Mam jeszcze jeden egzamin i pracę do napisania.

Wrr..

alexbluessy : :
sty 25 2007 Zimową porą.
Komentarze: 1

No i przyszła pani Zima... Tylko dlaczego drogowcy znowu zaspali? Ukochany utknął na autostradzie bo tir wywrócił się na plecy... Do pracy chyba dzisiaj nie dojedzie. Dwóch jego kolegów też nie bo utknęli wszyscy trzej. Hm, może gdybym nie dzwoniła, że na drodze 35 są złe warunki i nie zdecydowali się jechać A4 to już by byli na stanowiskach...

A ja siedzę sobie w ciepłym biurze. Herbatka rozgrzewa, radio gra. A oni tam marzną... Hm, no ale Ukochany jeszcze tylko kilka dni i na dwa tygodnie idzie na urlop, zima zdąży się skończyć do jego powrotu. Pocieszające to trochę. Na luzie sobie na narty skoczymy.

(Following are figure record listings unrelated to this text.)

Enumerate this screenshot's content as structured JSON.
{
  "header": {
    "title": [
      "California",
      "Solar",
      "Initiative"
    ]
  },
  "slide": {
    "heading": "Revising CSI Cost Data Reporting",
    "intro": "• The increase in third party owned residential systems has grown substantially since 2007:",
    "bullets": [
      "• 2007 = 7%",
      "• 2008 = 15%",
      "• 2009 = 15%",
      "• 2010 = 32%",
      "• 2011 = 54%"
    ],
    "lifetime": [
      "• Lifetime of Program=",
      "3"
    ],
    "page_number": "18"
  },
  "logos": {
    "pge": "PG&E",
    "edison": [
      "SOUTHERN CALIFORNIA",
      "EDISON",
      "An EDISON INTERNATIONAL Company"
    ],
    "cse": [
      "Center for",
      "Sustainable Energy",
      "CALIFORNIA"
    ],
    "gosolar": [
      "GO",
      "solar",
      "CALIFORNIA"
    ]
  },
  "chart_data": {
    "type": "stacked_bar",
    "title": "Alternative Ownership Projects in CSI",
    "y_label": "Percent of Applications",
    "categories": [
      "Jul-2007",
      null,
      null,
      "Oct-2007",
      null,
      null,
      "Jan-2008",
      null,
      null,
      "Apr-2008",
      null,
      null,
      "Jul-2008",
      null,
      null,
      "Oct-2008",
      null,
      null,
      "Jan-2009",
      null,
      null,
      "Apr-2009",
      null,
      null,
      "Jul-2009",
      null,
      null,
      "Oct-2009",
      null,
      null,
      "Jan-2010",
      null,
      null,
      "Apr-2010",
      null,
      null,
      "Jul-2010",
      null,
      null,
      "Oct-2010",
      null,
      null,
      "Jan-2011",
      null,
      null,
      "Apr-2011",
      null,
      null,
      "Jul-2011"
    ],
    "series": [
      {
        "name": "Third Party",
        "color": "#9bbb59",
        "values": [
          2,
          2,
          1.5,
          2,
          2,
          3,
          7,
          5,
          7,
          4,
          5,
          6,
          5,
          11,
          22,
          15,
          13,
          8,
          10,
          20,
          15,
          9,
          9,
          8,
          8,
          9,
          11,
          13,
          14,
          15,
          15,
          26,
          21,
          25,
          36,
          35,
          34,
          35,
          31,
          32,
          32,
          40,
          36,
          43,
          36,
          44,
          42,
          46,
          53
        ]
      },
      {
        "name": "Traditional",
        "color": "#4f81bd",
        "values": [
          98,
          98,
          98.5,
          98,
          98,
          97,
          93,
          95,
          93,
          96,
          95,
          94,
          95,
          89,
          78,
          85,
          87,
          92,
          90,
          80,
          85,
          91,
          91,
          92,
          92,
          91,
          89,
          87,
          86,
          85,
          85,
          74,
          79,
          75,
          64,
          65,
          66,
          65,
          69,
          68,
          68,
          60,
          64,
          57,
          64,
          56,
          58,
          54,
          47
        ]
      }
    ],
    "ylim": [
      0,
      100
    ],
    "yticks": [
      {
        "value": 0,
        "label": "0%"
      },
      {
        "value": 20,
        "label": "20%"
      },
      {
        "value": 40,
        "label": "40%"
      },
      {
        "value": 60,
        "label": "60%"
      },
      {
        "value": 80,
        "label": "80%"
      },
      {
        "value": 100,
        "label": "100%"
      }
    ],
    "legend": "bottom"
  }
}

Padam na pysk za przeproszeniem. Dziś zaliczenia, jutro egzamin, ostatni 5 lutego. Potem 3 tygodnie wolnego. Super. Potrzebny mi ten odpoczynek jak nie wiem co. Wczoraj miałam siłę tylko wejśc do domu i zasnęłam nad talerzem kolacji. Ech... Dziś pewnie będzie podobnie...

 

alexbluessy : :
sty 23 2007 Znad biurka...
Komentarze: 1

...nareszcie chwila spokoju. Telefony wykonane, maile wysłane. Raport sporządzony. Poprawki do plakatu też dostarczyłam grafikowi. Koleżanka prosi o datę podpisania umowy z Eurodeskiem, druga o pomoc w znalezieniu wolontariuszy z językiem niemieckim (może ktoś z Was by chciał? Jeśli tak proszę o maila, wyślę niezbędne informacje. Tylko rzecz się dzieje we Wrocławiu - uprzedzam). Znowu koleżanka numer jeden prosi o jakieś teleofny (dzisiaj pracuje w domu, nie ma dostępu do danych z biura). W sumie to dobrez - jestem sama, nikt mi nie przeszkadza. I jeszcze dostałam pismo, że założą nam wideo-domofon. Jupi, już nasza klatka straszyć nie będzie i młodzieży po informację lepiej się będzie przychodziło.

Przede mną kolokwium z gramatyki historycznej (98% ludzi z roku nie wie o co w tym chodzi), to jakieś dziwactwo kompletne. Potem bój z babką na proseminarium - mój wstęp do pracy ma zaledwie dwie strony. Tylko, że kto mądry stan badań zaczyna od wstępu? Przeciez oczywiste jest, że wstępy pisze się na końcu.  No, ale cóż... I jeszcze we wstępie nie mogę napisać tego, co potem w rozwinięciu będę pisać... Jakaś paranoja.

Zakręcona jestem. Czuję, że nie wyrabiam. Muszę wyjechać. Muszę zdać sesję byle na tróje i jadę na narty. Już rozmwiałam z szefową, da mi wolne na odespanie bez problemu. A ja śmignę na jakieś polsko-czeskie stoki.

Z Ukochanym zapisujemy się na basen i przechodzimy na dietę. Od lutego. Dość jedzenia niezdrowego zarcia typu pizza i makaron z sosem ze słoika. Od lutego jakieś suróweczki, jogurciki, sałatki piękności i młodości. Do tego sport i będzie ekstra.

Dobra, wracam do pracy...

Pozdrawiam.

alexbluessy : :
sty 22 2007 Biurowe olśnienie.
Komentarze: 0

... Zadzwiwiające, co może przyjść do głowy w biurze. Pomiędzy edycją dwóch listów, które wyglądają tak samo, ale różnią się zasadniczo. Jeden trzeba wysłać do Marszałka, drugi przygotować na przyszłoponiedziałkową sesję Dolnośląskiego Parlamentu Dzieci i Młodzieży. I jeszcze papier firmowy auaktualnić o honorowy patronat pani Kurator Oświaty. O, i zaproszenie przygotować i rozesłac do partnerów. I jeszcze spotkania z wolontariuszkami o 16tej...

... No właśnie. I pomiędzy tym wszystkim przyszło mi do głowy, że warto by zapisać się na basen (kroki już poczyniłam i dowiedziałam się tu i ówdzie o karnety i wejścia pojedyncze), dobrze też byłoby zapisać się na jakiś fitness czy cuś. Tylko o ile basen z Ukochanym, o tyle fitness czy cuś już niekoniecznie. Póki co zapisałam się na przyszły piątek na baezpłatny, próbny zabieg metodą Bailine czy coś takiego. Znalazłam ulotkę w skrzynce i pomyślałam "why not???". Zobaczymy cóż to za wynalazek.

Pozdrawiam znad biurowej klawiatury.